Die vier Professoren haben ein umfangreiches Werk hinterlassen, das die Zeit überdauert hat: Professor Scheibler war Spross einer rheinländischen Unternehmensfamilie und wurde ein ausgewiesener Experte für die Chemie des Zuckers, er betrieb – wohl nicht in seiner Villa, er hatte dort schließlich noch Mieter – das zur Landwirtschaftlichen Universität gehörende Laboratorium des Vereins für die Rübenzuckerindustrie des Deutschen Reiches, das auch das Institut für Zuckerindustrie hieß und die erste Forschungseinrichtung auf dem Lebensmittelsektor weltweit war (2) (Bild 2).

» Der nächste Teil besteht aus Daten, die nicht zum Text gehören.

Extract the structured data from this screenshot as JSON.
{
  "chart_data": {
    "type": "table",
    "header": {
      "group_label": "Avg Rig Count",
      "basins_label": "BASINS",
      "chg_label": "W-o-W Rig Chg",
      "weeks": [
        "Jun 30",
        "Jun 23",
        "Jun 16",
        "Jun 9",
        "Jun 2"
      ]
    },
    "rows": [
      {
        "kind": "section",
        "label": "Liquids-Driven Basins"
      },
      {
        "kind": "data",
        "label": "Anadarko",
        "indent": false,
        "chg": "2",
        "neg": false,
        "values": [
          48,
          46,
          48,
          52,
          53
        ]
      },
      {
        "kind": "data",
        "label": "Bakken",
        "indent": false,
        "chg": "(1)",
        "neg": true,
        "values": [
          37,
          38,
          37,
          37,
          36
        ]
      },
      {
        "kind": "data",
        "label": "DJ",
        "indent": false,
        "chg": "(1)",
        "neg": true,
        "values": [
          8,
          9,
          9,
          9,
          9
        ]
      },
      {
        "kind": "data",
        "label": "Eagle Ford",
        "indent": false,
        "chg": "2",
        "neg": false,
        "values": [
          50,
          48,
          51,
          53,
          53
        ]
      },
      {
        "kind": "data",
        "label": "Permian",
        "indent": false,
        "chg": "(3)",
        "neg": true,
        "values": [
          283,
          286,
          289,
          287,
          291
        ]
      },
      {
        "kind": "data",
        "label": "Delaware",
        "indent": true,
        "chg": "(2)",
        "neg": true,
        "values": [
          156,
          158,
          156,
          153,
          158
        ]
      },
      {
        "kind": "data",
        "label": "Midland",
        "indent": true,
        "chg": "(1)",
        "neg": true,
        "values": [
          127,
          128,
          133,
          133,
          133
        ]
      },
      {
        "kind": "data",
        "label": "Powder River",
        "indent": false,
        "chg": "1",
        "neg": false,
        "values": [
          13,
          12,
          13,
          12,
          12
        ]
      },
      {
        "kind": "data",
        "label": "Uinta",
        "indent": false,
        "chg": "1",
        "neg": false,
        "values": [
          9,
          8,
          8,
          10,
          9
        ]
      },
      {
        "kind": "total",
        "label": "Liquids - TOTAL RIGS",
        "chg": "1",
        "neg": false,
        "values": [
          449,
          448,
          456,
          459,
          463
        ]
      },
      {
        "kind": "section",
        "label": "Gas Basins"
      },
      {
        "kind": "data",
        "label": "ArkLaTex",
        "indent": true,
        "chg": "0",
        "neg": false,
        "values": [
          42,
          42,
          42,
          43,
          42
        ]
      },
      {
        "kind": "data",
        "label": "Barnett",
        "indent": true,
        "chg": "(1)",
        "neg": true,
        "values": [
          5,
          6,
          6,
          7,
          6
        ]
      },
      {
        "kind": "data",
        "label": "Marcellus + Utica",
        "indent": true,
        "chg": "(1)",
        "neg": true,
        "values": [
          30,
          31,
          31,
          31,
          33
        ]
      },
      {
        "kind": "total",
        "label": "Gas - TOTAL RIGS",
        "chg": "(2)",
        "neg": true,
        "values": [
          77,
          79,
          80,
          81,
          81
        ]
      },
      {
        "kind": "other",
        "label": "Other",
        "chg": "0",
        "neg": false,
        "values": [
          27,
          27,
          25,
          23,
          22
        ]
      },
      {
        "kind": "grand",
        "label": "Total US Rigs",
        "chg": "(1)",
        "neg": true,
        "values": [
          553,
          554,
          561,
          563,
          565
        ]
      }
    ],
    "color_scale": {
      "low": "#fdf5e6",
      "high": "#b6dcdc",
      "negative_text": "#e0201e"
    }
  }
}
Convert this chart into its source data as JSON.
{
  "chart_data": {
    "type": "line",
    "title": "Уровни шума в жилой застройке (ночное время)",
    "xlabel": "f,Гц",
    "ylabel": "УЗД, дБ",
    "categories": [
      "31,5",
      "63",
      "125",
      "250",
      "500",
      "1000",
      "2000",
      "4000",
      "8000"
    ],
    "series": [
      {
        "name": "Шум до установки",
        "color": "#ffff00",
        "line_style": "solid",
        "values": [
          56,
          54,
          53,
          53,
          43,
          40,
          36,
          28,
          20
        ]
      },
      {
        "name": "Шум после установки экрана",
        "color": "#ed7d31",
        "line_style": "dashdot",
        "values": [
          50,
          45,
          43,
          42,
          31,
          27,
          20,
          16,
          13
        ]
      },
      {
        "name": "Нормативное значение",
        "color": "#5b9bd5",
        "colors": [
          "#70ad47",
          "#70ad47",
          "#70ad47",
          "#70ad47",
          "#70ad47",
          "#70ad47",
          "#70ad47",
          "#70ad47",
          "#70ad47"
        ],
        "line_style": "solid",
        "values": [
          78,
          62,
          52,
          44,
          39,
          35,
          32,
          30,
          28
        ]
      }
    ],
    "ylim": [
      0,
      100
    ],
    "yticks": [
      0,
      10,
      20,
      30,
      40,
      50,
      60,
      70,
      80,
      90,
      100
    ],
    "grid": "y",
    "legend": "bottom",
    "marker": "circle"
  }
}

Bei den beiden Bildhauern ist die Hinterlassenschaft heute in Museen, öffentlichen Gebäuden, Parks und Friedhöfen in Berlin und anderswo zu besichtigen (Bild 3).
Professor Gussow war vor allem Portraitmaler, seine Bilder hängen heute nicht nur in Berliner Museen, sondern sind weltweit zu finden. 1880 stellte er seine Lehrtätigkeit an der Akademie ein und betrieb eine private Malschule in seinem Privathaus, nicht zuletzt aus Protest gegen die restriktive und konservative Ausbildungspolitik der Berliner Hochschule für die bildenden Künste: dort wurden, unter Leitung des Malers Professor Anton von Werner (1853-1915), dem wir schon einige Male begegnet sind, bis nach dem 1. Weltkrieg keine Frauen zur Ausbildung zugelassen, mit zum Teil recht fadenscheinigen Gründen; wir werden darüber bei anderer Gelegenheit berichten. Gussow nahm deswegen vor allem Frauen in seine private Malschule auf, darunter Mete Fontane, die Tochter Theodor Fontanes, aber auch die Malerin Elisabeth Lüderitz, deren Werk wir für die Nachwelt wiederentdeckt haben (3). Aber nicht nur in kunstpolitischer, sondern auch in künstlerischer Hinsicht unterschied sich Gussow von seinem Kollegen an der Akademie: Wie in den Skulpturen und Bildern (s. Bild 3) sichtbar wird, war die akademische Kunstauffassung dieser Zeit die einer Hinwendung zum Klassischen, zu an griechischer Mythologie orientierten Themen und Objekten; die Neuerungen in der Malerei des ausgehenden 19. Jahrhunderts, wie beispielsweise die Kunst und die Künstler der Berliner Sezession (Beckmann, Liebermann, Corinth, Kollwitz, Slevogt u.a.m.) kamen daher auch nicht aus der Akademie, sondern entwickelten sich unabhängig davon, parallel oder sogar im Protest gegen den etablierten akademischen Kunstbetrieb.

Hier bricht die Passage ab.